For 14 Jamborees Walter Ray has sat at the backstage entrance, the man between the eager fans and the country music stars in the tightly secured lot behind the stage.
He takes his job personally.
“That’s my gate. Nobody else’s,” he says, matter-of-factly.
After all those years of keeping order at the gate to the stars, he has his job down to a science.
“I make sure everyone has the proper pass to get through my gate,” Ray said. “When we have Meet-and-Greet, I make sure they’re in a straight line. Before they come in I make sure they have their Meet-and-Greet (pass) on them.”
When the fans exit, he makes sure he marks an X on their pass with a black marker so there’s no chance the pass will end up doing double duty in the hands of someone else.

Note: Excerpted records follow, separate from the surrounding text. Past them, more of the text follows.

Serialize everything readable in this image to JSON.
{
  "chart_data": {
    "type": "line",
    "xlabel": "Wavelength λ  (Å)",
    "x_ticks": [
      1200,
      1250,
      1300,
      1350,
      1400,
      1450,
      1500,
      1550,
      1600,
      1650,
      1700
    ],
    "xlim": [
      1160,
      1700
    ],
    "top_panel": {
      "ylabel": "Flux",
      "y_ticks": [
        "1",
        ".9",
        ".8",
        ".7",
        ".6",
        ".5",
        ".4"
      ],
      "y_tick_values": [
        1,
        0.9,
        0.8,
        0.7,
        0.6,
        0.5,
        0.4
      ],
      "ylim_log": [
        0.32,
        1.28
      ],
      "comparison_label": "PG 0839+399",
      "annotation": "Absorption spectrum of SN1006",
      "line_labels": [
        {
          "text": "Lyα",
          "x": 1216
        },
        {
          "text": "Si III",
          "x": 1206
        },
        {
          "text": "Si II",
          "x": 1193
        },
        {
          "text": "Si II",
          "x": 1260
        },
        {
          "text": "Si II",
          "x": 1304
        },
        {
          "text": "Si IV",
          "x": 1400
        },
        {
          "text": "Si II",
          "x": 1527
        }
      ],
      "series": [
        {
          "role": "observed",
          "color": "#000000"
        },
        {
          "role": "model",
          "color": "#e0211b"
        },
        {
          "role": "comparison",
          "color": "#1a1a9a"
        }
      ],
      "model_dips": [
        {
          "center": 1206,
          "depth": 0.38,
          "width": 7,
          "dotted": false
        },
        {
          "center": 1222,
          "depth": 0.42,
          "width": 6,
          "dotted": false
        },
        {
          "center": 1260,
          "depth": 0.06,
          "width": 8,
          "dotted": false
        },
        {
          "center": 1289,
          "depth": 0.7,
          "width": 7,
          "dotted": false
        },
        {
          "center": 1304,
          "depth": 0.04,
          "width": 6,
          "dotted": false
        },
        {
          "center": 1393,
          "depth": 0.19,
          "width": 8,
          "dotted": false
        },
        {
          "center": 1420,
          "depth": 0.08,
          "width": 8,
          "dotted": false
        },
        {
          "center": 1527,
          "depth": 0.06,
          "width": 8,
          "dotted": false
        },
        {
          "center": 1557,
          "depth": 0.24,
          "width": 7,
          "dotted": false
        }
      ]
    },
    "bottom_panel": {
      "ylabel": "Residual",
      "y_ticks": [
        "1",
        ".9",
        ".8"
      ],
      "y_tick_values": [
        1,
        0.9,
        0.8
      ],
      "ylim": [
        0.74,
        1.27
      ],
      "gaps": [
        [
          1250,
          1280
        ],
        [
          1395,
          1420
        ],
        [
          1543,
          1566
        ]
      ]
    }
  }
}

“I don’t want somebody coming up to me, saying, ‘I’m late for the Meet-and-Greet. Can I go in?” he said.
“Oh, you wouldn’t believe some of stories: ‘I’m his biggest fan.’ ‘I belong to his fan club.’ ‘My meet-and-greet didn’t arrive in the mail.’ I hear all kinds of stories.
“If they don’t have a Meet-and-Greet or laminated official pass, they ain’t coming through my gate.”
Ray, 54, lives in Yuba City, Calif., and spends most of the rest of the year working as a security guard at a Rite-Aid in nearby Woodland. A police officer and firefighter in Ottawa, Kan. for 10 years, he left there after “a bad divorce” and went “home” to California, he said.
He works the Jamboree for Elite Universal Security, which provides uniformed security guards for the event. His girlfriend, Laura Crumley, also works security for Elite at the Jamboree, often in front of the stage or helping with the Meet-and-Greet crowd.
Though he doesn’t approach performers, who often leave their tour buses and walk around backstage, he’s had some star encounters.
“Sammy Kershaw was talking to me one day and I didn’t even know who he was because he was wearing an old Tennessee sweatshirt and a dirty old ballcap,” Ray recalled. “I didn’t know who he was until later on, when he came out of the bus and smiled at me and gave me a thumbs-up.”
Ray’s had photos taken with Aaron Tippen, Terri Clark and Gretchen Wilson.
“Last year Neil McCoy’s manager came up and said that when I went on break there was someone who wanted to see me backstage,” Ray said. “It was Neil McCoy.”
He said he enjoys just listening.
“I’m a country boy,” he said. “Pam Tillis tried to get me to go up on stage one year. I had to decline. She was up there on stage singing and I was at my gate. I kept shaking my head ‘no.’ We can’t talk to them unless they talk to us.”
He’s been a fan himself. A couple of years ago he went to the Colusa Casino in northern California to hear Clark perform there.
“I talked to her manager and he took a photo of her and me back there and she autographed it,” he said. “It was the picture of us together, arms around each other, taken at the Oregon Jamboree.”
He said getting that photo was one of the highlights of his experience at the Jamboree.
He said he appreciates watching the whole operation that makes the Jamboree happen.
“If it wasn’t for (Festival Director) Peter (LaPonte) and his staff and all those volunteers, there wouldn’t be an Oregon Jamboree. That’s what makes the backbone of Jamboree.”
After all these years he clearly feels part of it all.
“This is mainly the only concert I really do,” Ray said. “Years ago I used to do different concerts. But I love going up there every year because it’s like family. When you keep going back to the same place every year, people expect to see you. They say it wouldn’t won’t be same without you.”